Detecting Context Drift

This is a common failure pattern in long-running agents. The agent forgets the original goal or takes actions that contradict information it collected earlier.

Diagnostic metrics: track context window utilization, measure semantic similarity between the initial instructions and current agent behavior, and track how much the tool call pattern diverges from previous steps.

Classifying Tool Error Patterns

Do not look at tool call failures as a single error rate. Classify them by type.

Parameter errors: The agent passes malformed input to a tool. Caused by an unclear tool specification or an agent prompt that incorrectly describes how to use the tool.
Timeouts: Common in tools that depend on external APIs. Requires retry logic and circuit breakers.
Permission errors: The agent attempts to call a tool that is outside its granted scope.

Looking at the frequency of each type alongside the agent’s context at the time of failure reveals systemic root causes.

Building Observability Incrementally

Trying to build a complete system from the start takes too long. An incremental approach is more realistic.

Stage 1: Log token counts and latency per LLM call. Sufficient for understanding costs and detecting bottlenecks.

Stage 2: Add tool call spans. Makes it visible which tools are failing and how often.

Stage 3: Wrap the entire agent execution in a root span and build the nested tree structure.

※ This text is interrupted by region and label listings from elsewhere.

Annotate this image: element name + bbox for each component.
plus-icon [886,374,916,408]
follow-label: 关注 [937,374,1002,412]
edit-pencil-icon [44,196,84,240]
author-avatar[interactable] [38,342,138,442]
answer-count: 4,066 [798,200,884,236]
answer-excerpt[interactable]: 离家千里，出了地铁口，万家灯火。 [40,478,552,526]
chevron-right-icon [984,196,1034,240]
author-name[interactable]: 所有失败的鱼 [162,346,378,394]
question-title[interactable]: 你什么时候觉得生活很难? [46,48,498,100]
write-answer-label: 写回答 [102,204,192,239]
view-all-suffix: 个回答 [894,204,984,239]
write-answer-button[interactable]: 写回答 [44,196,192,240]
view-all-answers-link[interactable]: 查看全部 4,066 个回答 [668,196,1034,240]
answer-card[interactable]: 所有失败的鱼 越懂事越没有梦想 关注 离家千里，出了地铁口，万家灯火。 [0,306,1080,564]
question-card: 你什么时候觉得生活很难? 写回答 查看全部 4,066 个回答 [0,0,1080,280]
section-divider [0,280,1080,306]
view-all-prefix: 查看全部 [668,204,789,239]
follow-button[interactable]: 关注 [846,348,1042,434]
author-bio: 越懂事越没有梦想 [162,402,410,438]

Stage 4: Build an offline evaluation dataset for core tasks and integrate it into CI.

Stage 5: Add online evaluation based on sampling production traces.

Do not attempt all five stages at once. Stabilize stages 1 and 2 first, then build incrementally. That approach is sustainable.

Key Takeaways

Running production agents without observability is like flying a plane with no instruments. Things look fine when everything is working, but when something goes wrong there is no way to know where it happened.

Tracing, cost attribution, and evaluation loops are not optional features. They are operational requirements for production agents. Starting simple is fine. Starting without them at all, on the assumption you will add them later, means you will be building the infrastructure after failure patterns have already accumulated.